Hank Williams: The Legend Begins

Hank Williams
The Legend Begins
Time Life
2011-09-13

It’s hard to overstate the influence of Hank Williams on popular music. As Bob Dylan said on his show Theme Time Radio Hour, “One of the greatest songwriters who ever lived was Hank Williams, of course. Hank could be headstrong and willful, a backslider and a reprobate, no stranger to bad deeds. However, underneath all of that, he was compassionate and moralistic.” He was also one helluva singer: “The sound of his voice went through me like an electric rod,” is how Dylan put it in his memoir, Chronicles, Volume One. Like Louis Armstrong, Billie Holiday, and Woody Guthrie, Williams’ impact transcends musical genres and defies easy description: His records are straightforward and colloquial, as far from Dylan’s frenzied, explosive lyricism and thin wild mercury sound as an Ansel Adams photograph is from a painting from Picasso’s cubist period. But what all those artists share is a raw honesty: Their work favors emotion over polish and sees beauty in imperfection rather than perfection.

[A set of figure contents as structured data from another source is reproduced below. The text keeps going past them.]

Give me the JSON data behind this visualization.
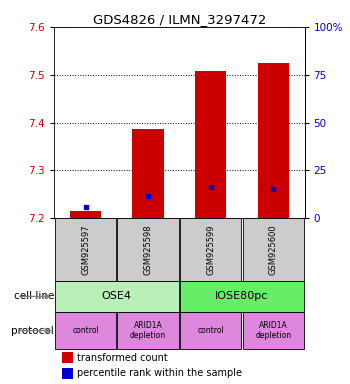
{
  "title": "GDS4826 / ILMN_3297472",
  "samples": [
    "GSM925597",
    "GSM925598",
    "GSM925599",
    "GSM925600"
  ],
  "red_bar_values": [
    7.214,
    7.387,
    7.507,
    7.524
  ],
  "blue_marker_values": [
    7.223,
    7.246,
    7.265,
    7.26
  ],
  "ylim": [
    7.2,
    7.6
  ],
  "yticks_left": [
    7.2,
    7.3,
    7.4,
    7.5,
    7.6
  ],
  "yticks_right": [
    0,
    25,
    50,
    75,
    100
  ],
  "ytick_right_labels": [
    "0",
    "25",
    "50",
    "75",
    "100%"
  ],
  "cell_line_labels": [
    "OSE4",
    "IOSE80pc"
  ],
  "cell_line_spans": [
    [
      0,
      1
    ],
    [
      2,
      3
    ]
  ],
  "cell_line_colors": [
    "#b8f0b8",
    "#66ee66"
  ],
  "protocol_labels": [
    "control",
    "ARID1A\ndepletion",
    "control",
    "ARID1A\ndepletion"
  ],
  "protocol_color": "#dd88dd",
  "sample_box_color": "#cccccc",
  "bar_color": "#cc0000",
  "marker_color": "#0000cc",
  "ylabel_left_color": "#cc0000",
  "ylabel_right_color": "#0000cc",
  "bar_width": 0.5,
  "legend_red": "transformed count",
  "legend_blue": "percentile rank within the sample",
  "label_cell_line": "cell line",
  "label_protocol": "protocol"
}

I consider myself a Hank Williams fan, but not a fanatic, which is to say that way back when, I bought a copy of the three disc Singles Collection but not the ten-disc set The Complete Hank Williams. I love Hank’s emotionally direct songs and his high lonesome singing, but I don’t need to hear multiple versions of the same song, and I’m not afraid of missing something essential if I don’t hear every note he ever sang. So keep that in mind — while I find the new three-disc set The Legend Begins an engaging and generally enjoyable collection, I don’t expect to listen to it again any time soon. The songs are great as ever, and Hank is in fine voice throughout, but what makes the set special — the fact that it consists mostly of old radio shows where Hank played his songs live — is also what makes it less than ideal: The between-song chatter and intros and outros are interesting as nostalgia, but they also interrupt the flow of the music.

The first two discs of the set come from the 1949 radio program The Health and Happiness Show, sponsored by Hadacol, an alcohol-based cure-all that was used as both a laxative and a substitute for whiskey in dry counties in the deep South. The shows sound good, but they’re arranged more in the form of a historical record than a musical one, favoring completeness over judicious editing. Since there are eight episodes here, for example, we get eight different versions of the show’s theme song, “Happy Rovin’ Cowboy”, which is about seven too many for this catchy but insignificant track. Ditto fiddler Jerry Rivers’ signature tune, “Sally Goodin”, and the between-song patter, which sounds like outtakes from Hee-Haw without the attempts at off-color humor.

Still, there’s plenty of great music here, including versions of classics like “Lovesick Blues”, “You’re Gonna Change”, “Lost Highway”, “Wedding Bells”, and “I’m So Lonesome I Could Cry”. There are also a few tracks featuring Williams’ wife, Miss Audrey, and some gospel-tinged numbers such as “When God Comes and Gathers His Jewels” and “I Saw the Light” that are normally associated with his Luke the Drifter persona. All this music is terrific, but the arrangements closely follow the template of the originals, and only the most discerning Williams followers should expect to detect significant differences.

Disc three — which, I suppose, accounts for the title The Legend Begins — features a pair of songs recorded in 1938, when Williams was 15 or 16 years old, and four more from 1940. The first two, “Fan It” and “Alexander’s Ragtime Band”, sound like the primitively recorded acetates they are. The quality of the 1940 tracks is a little better, but the music is the sort of apprentice work you’d expect to hear from any young country singer and give no real hints about the brilliance to come.

The collection concludes with a 1951 broadcast for the March of Dimes, with Williams and Miss Audrey singing a few numbers and speaking from the heart about infantile paralysis, or polio, and their concerns for their own son, Hank Jr. Like the rest of this set, it has value as history or nostalgia, but does nothing to alter Williams’ legacy. Get it if you’re a completist, or if you want to hear what passed for entertainment on post-WWII radio, but if you’re looking for Hank Williams at his best, you’re better off looking somewhere else.